Over the past week or so, there has been a growing controversy surrounding a billboard for “X-Men: Apocalypse” showing Jennifer Lawrence‘s Mystique being strangled by Oscar Isaac‘s titular villain (see the image above, though it has been altered in the advertising so they looking directly at each other) that has been used in the film’s outdoor marketing campaign. The decision to show a woman in distress as part of the promotional push for a major four-quadrant tentpole rubbed more than a few people the wrong way. The Mary Sue were one of the earliest folks to put 20th Century Fox on blast, writing:

While having a female protagonist disempowered to the point of physical harm is an unfortunate feature of a summer blockbuster, the most problematic aspect of all of this is that Fox decided to use this visual for the film’s promotional campaign.

Yes, Mystique getting choked out is on a poster.

It’s one thing to have this imbalance of power featured in the film itself as part of the plot, but it’s a whole other ball game to pick this single visual out of 144 minutes of film and use it as a representation of your entire movie.

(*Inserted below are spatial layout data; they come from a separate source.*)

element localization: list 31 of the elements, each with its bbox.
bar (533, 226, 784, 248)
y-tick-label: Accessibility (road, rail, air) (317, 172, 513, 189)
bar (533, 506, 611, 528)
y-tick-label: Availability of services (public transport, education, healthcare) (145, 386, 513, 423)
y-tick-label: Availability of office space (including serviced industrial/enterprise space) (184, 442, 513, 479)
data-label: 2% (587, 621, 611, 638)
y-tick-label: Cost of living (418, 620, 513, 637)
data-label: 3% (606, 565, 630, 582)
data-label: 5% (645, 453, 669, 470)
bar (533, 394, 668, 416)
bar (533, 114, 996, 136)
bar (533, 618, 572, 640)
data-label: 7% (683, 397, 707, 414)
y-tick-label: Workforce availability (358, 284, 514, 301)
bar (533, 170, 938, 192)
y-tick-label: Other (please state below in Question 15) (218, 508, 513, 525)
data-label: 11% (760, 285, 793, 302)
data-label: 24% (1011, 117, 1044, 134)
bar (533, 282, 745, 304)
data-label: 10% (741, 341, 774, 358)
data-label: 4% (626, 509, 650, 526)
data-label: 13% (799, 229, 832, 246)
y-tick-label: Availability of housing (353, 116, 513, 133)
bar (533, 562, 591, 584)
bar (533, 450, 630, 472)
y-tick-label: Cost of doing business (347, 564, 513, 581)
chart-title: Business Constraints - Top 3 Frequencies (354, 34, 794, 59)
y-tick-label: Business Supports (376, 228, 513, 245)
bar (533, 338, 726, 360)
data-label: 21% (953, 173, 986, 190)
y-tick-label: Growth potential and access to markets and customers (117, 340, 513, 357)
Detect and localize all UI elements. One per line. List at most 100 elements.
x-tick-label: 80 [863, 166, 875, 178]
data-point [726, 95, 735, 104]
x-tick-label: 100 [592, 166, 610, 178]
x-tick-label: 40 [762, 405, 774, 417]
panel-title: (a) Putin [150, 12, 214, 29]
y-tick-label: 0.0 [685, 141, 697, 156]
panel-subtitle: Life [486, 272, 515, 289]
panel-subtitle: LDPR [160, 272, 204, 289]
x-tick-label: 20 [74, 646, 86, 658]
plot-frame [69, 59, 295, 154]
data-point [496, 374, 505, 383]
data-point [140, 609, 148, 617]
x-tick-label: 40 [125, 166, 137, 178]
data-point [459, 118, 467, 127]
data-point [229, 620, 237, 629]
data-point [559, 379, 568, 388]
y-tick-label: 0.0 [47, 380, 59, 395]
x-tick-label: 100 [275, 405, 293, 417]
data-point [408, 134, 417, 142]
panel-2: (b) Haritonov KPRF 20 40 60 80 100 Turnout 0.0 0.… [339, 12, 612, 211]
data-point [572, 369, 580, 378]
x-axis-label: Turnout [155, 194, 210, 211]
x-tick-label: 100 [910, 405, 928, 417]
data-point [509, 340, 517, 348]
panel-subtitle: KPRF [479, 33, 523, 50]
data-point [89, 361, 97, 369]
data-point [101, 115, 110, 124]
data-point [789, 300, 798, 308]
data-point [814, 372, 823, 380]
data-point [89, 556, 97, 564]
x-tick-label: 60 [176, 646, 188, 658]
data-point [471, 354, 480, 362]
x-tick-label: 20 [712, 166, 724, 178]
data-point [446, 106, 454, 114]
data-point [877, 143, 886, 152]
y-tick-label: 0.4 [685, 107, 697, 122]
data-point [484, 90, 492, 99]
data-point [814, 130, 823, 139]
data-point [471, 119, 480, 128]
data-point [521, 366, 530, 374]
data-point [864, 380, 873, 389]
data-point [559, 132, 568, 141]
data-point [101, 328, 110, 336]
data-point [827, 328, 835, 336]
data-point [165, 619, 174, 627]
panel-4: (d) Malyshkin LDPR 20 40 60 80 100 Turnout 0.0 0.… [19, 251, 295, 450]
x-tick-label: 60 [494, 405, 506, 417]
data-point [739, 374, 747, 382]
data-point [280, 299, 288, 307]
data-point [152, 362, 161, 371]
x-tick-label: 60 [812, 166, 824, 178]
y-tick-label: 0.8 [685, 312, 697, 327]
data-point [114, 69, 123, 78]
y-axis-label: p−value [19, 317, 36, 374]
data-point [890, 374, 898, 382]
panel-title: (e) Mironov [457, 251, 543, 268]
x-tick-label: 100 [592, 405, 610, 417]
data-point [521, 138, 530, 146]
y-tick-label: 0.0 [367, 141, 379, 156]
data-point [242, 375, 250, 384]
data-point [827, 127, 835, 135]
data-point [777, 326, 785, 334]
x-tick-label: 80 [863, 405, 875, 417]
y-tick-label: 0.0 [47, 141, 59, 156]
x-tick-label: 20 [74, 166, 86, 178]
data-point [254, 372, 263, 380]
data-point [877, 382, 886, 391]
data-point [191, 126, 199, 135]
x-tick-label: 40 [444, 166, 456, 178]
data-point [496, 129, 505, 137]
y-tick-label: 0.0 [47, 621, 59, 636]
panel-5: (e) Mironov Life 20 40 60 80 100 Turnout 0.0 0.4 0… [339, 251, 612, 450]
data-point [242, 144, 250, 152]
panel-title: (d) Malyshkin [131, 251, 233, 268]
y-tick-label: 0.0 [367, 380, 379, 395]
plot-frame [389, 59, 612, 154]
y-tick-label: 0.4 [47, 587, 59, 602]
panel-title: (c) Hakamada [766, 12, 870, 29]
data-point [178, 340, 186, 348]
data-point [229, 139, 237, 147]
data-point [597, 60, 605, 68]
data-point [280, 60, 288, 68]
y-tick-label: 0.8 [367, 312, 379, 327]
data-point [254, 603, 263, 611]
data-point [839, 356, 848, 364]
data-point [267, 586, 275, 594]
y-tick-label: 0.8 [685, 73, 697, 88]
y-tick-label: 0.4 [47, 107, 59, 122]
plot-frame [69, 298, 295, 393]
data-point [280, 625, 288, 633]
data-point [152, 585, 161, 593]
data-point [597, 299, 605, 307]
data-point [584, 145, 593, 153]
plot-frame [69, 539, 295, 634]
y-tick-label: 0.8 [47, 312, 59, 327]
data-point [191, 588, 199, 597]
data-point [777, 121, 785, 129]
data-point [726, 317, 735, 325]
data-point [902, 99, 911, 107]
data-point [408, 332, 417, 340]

READ MORE: Review: Bloated ‘X-Men: Apocalypse’ Buckles Under Excessive Superhero Destruction Porn

Actress Rose McGowan also expressed her dismay, telling THR, “There is a major problem when the men and women at 20th Century Fox think casual violence against women is the way to market a film. There is no context in the ad, just a woman getting strangled. The fact that no one flagged this is offensive and frankly, stupid.”

Devin Faraci of Birth Movies Death also weighed in, telling the trade, “Images of violence against women are pretty common in the X-Men universe, which is a pretty violent universe. The problem is taking this one image out of context and having it be an image that is not fantastical in nature…it’s just an image of a big guy choking out a smaller woman.”

20th Century Fox has wasted little time in issuing an apology, saying the following in this statement to THR:

In our enthusiasm to show the villainy of the character Apocalypse we didn’t immediately recognize the upsetting connotation of this image in print form. Once we realized how insensitive it was, we quickly took steps to remove those materials. We apologize for our actions and would never condone violence against women.

So, case closed. No word yet on if they’ll apologize for the actual movie as well.